A Good Book But I Prefer Jack's Own 2005-12-24
I bought this book before reading Jack's "Straight from the Gut". When I read this book I thought it was 5 stars and I re-read this book at least once looking for clues to help my own business. Then I read Jack's book and realized his was better. In any case this covers all the basic aspects of Jack's methods including the educational meetings at the GE "university", cleaning house, picking winning companies, eliminating small market share companies, and promoting top performers and eliminating underperformers. It shows how he is hands on.

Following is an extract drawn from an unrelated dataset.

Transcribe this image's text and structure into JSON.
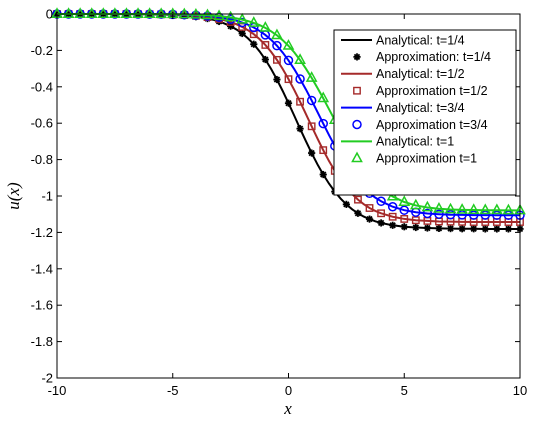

Good if you want to read two books on Jack Welch.


Disappointing 2005-06-07
When I read a book I expect to learn something I don't already know or at least revisit something I already know from a new perspective or explain it in a uniquely articulate way. This book fails on all three measures. Walsh shares no secret insights -- he only discusses his introduction of a number of standard business practices to GE. This include 6-Sigma, downsizing, A-B-C rating of managers, etc. -- The usual mix of management science, art and business fad typical in pop management books. And even the discussions of how these management tools were implemented at GE is filled with extrainious details about the meetings at which these policies were introduced and other non-value added story telling. This only leads me to believe that it was added as filler to get the page count up to the size required for a book.

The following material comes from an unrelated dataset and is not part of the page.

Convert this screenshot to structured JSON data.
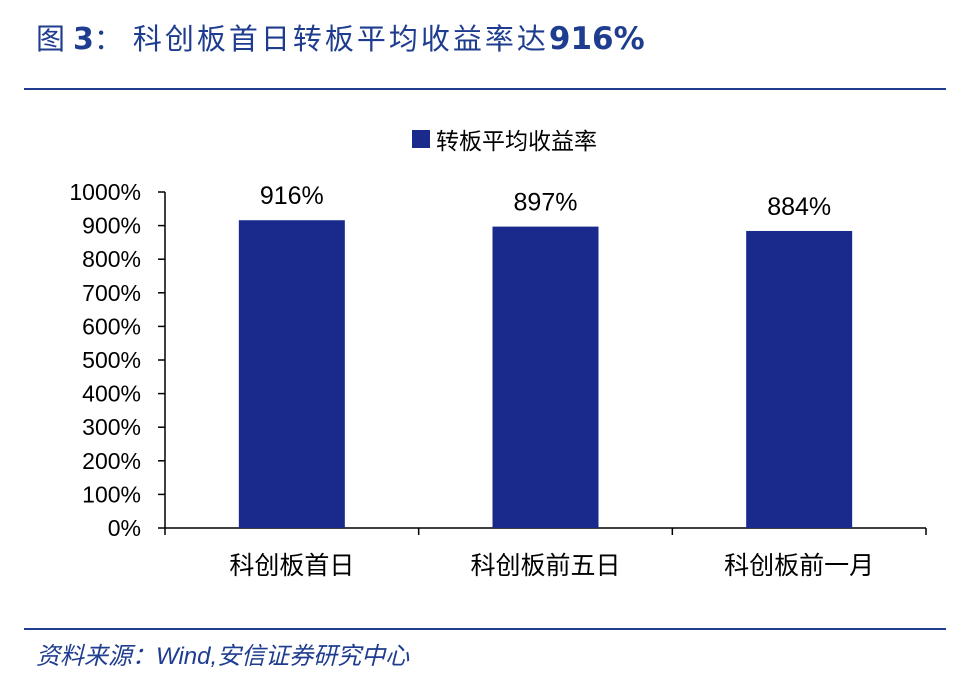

For all of Jack Welsh's insistence that his business units be 1st or 2nd in a market it is pure hypocrisy for him to be publishing this book. Your time and money is better spent reading Peter Drucker.


Author Paid By The Word 2004-04-06
Good overview of the Jack Welch way, including a variety of innovative business ideas that brought GE forward.

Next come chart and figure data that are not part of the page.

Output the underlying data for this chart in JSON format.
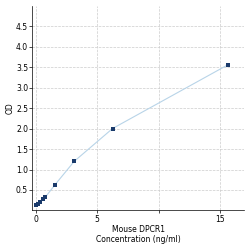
{
  "x_values": [
    0.0,
    0.15,
    0.3,
    0.6,
    0.78,
    1.56,
    3.125,
    6.25,
    15.625
  ],
  "y_values": [
    0.13,
    0.17,
    0.21,
    0.27,
    0.33,
    0.63,
    1.2,
    2.0,
    3.55
  ],
  "line_color": "#b8d4e8",
  "marker_color": "#1a3a6b",
  "marker_size": 3.5,
  "xlabel_line1": "Mouse DPCR1",
  "xlabel_line2": "Concentration (ng/ml)",
  "ylabel": "OD",
  "xlim": [
    -0.3,
    17
  ],
  "ylim": [
    0,
    5.0
  ],
  "yticks": [
    0.5,
    1.0,
    1.5,
    2.0,
    2.5,
    3.0,
    3.5,
    4.0,
    4.5
  ],
  "xticks": [
    0,
    5,
    10,
    15
  ],
  "x_tick_labels": [
    "0",
    "5",
    "",
    "15"
  ],
  "grid_color": "#cccccc",
  "background_color": "#ffffff",
  "tick_label_fontsize": 5.5,
  "axis_label_fontsize": 5.5
}
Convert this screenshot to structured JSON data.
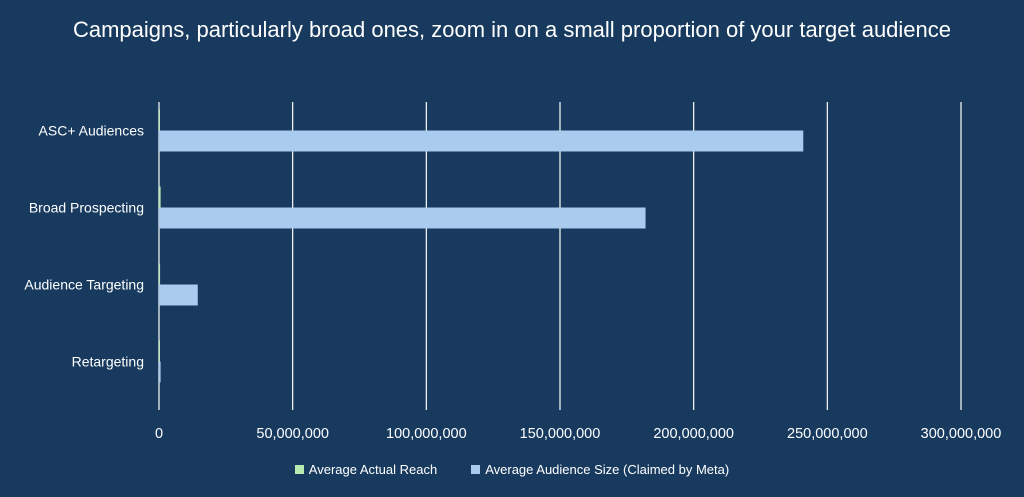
{
  "chart_data": {
    "type": "bar",
    "orientation": "horizontal",
    "title": "Campaigns, particularly broad ones, zoom in on a small proportion of your target audience",
    "categories": [
      "ASC+ Audiences",
      "Broad Prospecting",
      "Audience Targeting",
      "Retargeting"
    ],
    "series": [
      {
        "name": "Average Actual  Reach",
        "color": "#b7ebb0",
        "values": [
          250000,
          600000,
          400000,
          50000
        ]
      },
      {
        "name": "Average Audience Size (Claimed by Meta)",
        "color": "#a9cbee",
        "values": [
          241000000,
          182000000,
          14500000,
          600000
        ]
      }
    ],
    "xlim": [
      0,
      300000000
    ],
    "xticks": [
      0,
      50000000,
      100000000,
      150000000,
      200000000,
      250000000,
      300000000
    ],
    "xtick_labels": [
      "0",
      "50,000,000",
      "100,000,000",
      "150,000,000",
      "200,000,000",
      "250,000,000",
      "300,000,000"
    ],
    "grid": true,
    "legend_position": "bottom"
  }
}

However, as a book goes, it would appear the author was paid by the word. Each of the "secrets" is presented, reviewed, repeated, and presented again in a 300+ page book that would better be summarized in about 20. I kept reading after the first two chapters thinking I would learn somthing new, but honestly, save your money, read chapter one at the library, and go home with just as much insight.

To the publisher, I'd recommed an "executive summary" version for the next edition.


Obsolete 2003-02-20
This book has some nuggets but you do have to overcome some meandering. The author jumps from format to format sometimes turning the book into a Jack Welch biography and at other times acting as if the book were a serious business analysis of GE and the changes Welch brought. It fails as a biography and the business analysis is lightweight at best. It's not clear what this book is trying to deliver but what I got out of it were a cursory understanding of the challenges that GE faced and some sense of why Jack Welch succeeded. Now that Jack Welch is retired and has an autobiography "Straight from the Gut" this book is almost obsolete.


Fools Gold 2002-03-22
Applying some of the concepts of Mr. Welch's philosophy helped to facilitate operational improvement in my team that earned a distinguished company award. I was so enthralled that I purchased a GE fridge, and convinced my in-laws to do the same even though another brand of fridge lasted tham almost 30 years. Less than 5 years and thousands of dollars later, neither GE fridge is operational. The GE Way -- admire the brilliance, but stay away from the products.